The home furnishings retailer used keyword targeting and Promoted Pins to reach students in the US shopping for university-accommodation décor and organisers, increasing their click-through rate by 72% and decreasing their cost per click by 37% year over year.
Reaching students before move-in day
Guided by the concept that good design should be available to the many, not the few, IKEA produces and sells hard-wearing, affordable home furnishings for everyday life. Since its founding in 1943, the Swedish retailer has expanded to more than 400 stores in 49 countries, including 47 stores in the US.
Back-to-school season is big for IKEA. Students are packing themselves into university accommodation, getting themselves set up for the academic year – hopefully in style and without breaking the bank.
To reach all these potential customers, the retail giant knew that Pinterest was a great fit. Half of all millennials in the US are on Pinterest1, and 72% of people on the platform use it to find ideas for their daily lives.2 Furthermore, the home category is booming on Pinterest, with a 75% increase in home Pins in 2017 over 2016.3
IKEA wanted to efficiently drive traffic to their website to increase awareness about their university-accommodation products: desk lamps, under-bed storage and other organisational solutions that make the most of small spaces. As most sales happen in-store, the retailer primarily wanted to encourage visits to its brick-and-mortar locations – where students (and their parents) could find even more smart-living solutions that would still leave room in the budget for books.
What blew us away was how many searches contained the word 'idea'. This means shoppers are using Pinterest as an idea starter while they're still in the consideration phase. For any retailer, this is exactly the phase when you want to be reaching them.
Meeting searchers with great ideas
IKEA launched its campaign in June 2017 to take advantage of the annual increase in back-to-college Pinterest searches. With over 40% of clicks off Pinterest coming from search results and related Pins, the retailer knows that search targeting is always a smart way to reach their audience.
IKEA used Promoted Pins targeted to a number of keywords relating to US university living, including 'dorm ideas', 'college ideas', 'college bedding' and 'dorm room organisation'. That way, their products appeared when people in the US searched for ideas relating to setting up and decorating their new digs.
The ads themselves mixed lifestyle imagery and product shots to showcase IKEA solutions for compact living. One Promoted Pin featured 'the sweeter side of dorm life' with a photo of a rolling shelving unit perfect for storing snacks and coffee fixings. Another, called 'playful pastels', featured cushions, prints and other fun décor items in trendy colours: turquoise and millennial pink.
IKEA worked with their agency Wavemaker, which manages their media strategy and execution, and helps them reach new audiences. The retailer also worked with Pinterest partner Kenshoo to ensure that the campaign would be as efficient as possible, and is the first brand to launch a Pinterest search campaign through its self-serve platform. Kenshoo provided the advanced reporting and optimisation tools that helped IKEA and Wavemaker save time, understand what was working and make changes on the fly, like identifying the best-performing keywords and increasing their bids.
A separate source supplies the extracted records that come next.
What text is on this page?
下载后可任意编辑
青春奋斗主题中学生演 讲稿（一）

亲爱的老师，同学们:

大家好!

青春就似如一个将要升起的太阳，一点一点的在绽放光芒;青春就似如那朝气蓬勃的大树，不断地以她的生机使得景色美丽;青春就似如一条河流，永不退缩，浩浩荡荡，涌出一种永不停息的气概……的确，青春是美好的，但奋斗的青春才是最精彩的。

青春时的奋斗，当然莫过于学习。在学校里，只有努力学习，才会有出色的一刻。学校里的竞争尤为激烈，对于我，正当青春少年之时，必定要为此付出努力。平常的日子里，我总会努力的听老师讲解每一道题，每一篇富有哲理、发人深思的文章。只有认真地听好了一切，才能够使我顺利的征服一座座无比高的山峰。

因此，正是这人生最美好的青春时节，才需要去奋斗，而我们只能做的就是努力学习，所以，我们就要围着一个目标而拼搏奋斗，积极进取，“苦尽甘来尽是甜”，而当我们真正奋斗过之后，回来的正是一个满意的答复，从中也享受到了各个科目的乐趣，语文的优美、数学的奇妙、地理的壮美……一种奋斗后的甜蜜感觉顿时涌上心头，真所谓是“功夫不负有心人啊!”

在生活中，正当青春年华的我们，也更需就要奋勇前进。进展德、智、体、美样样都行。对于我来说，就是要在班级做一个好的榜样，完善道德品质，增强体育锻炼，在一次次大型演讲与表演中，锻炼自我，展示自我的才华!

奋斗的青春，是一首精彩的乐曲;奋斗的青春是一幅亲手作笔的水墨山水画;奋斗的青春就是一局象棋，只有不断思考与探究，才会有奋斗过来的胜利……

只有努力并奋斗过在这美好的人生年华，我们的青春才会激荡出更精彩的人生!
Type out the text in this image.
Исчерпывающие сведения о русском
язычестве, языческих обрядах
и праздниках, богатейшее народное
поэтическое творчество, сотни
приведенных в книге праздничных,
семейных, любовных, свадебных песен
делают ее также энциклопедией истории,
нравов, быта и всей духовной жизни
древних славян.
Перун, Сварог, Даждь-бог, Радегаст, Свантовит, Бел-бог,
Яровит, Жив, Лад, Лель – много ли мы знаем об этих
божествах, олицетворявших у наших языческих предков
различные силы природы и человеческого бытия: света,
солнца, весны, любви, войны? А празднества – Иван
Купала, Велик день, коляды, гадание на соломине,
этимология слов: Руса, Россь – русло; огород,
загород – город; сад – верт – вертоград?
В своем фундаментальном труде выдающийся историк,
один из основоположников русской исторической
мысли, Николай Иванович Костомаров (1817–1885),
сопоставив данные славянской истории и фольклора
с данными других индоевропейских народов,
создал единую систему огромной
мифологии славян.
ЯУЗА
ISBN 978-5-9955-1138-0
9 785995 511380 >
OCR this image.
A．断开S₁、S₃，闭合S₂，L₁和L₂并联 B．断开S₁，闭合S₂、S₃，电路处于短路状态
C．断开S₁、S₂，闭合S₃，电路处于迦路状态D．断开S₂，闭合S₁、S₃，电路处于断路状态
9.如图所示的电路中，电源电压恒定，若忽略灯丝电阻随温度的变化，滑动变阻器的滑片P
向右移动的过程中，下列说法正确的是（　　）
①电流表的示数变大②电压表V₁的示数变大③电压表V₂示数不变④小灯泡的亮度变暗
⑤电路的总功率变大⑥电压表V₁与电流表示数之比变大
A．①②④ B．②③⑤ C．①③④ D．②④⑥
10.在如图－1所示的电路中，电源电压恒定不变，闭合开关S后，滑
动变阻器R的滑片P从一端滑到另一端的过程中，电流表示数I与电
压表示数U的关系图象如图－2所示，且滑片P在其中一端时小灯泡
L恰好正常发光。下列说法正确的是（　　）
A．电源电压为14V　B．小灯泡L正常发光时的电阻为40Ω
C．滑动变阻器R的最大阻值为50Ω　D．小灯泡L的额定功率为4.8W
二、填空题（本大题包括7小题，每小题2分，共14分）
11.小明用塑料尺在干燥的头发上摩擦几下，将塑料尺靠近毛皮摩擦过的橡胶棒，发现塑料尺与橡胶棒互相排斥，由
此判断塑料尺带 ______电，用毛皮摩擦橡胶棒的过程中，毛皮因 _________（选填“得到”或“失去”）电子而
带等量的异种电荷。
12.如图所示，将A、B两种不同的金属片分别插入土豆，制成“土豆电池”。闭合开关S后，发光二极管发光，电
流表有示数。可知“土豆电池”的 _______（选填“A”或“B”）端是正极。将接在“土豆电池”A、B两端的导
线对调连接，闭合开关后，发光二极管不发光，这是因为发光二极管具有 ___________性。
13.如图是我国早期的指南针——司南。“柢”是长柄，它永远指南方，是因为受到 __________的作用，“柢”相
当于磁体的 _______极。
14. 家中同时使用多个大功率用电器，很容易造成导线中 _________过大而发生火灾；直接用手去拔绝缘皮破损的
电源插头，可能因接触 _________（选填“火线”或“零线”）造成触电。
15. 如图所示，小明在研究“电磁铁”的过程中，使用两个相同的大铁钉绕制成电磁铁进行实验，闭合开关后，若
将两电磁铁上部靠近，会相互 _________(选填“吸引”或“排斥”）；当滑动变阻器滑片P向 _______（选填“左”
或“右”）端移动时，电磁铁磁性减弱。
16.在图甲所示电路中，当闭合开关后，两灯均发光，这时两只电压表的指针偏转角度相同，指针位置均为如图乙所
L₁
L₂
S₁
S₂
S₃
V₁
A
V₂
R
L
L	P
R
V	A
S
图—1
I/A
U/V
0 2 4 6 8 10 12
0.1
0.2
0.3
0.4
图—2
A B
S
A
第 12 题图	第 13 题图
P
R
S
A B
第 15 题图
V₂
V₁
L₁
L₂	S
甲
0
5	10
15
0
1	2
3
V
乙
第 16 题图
Making the grade with keyword targeting
IKEA saw efficient traffic and improved metrics from Pinterest during the campaign. In particular, the retailer measured a 72% higher click-through rate than the same period in 2016, and a 37% decrease in cost per click on Pinterest versus their 2016 average.
The bulk of the search queries that brought people to IKEA’s Promoted Pins included the word 'idea'. It’s proof that people use Pinterest to look for inspiration when they’re actively considering the kinds of home furnishings and organisational solutions that IKEA sells.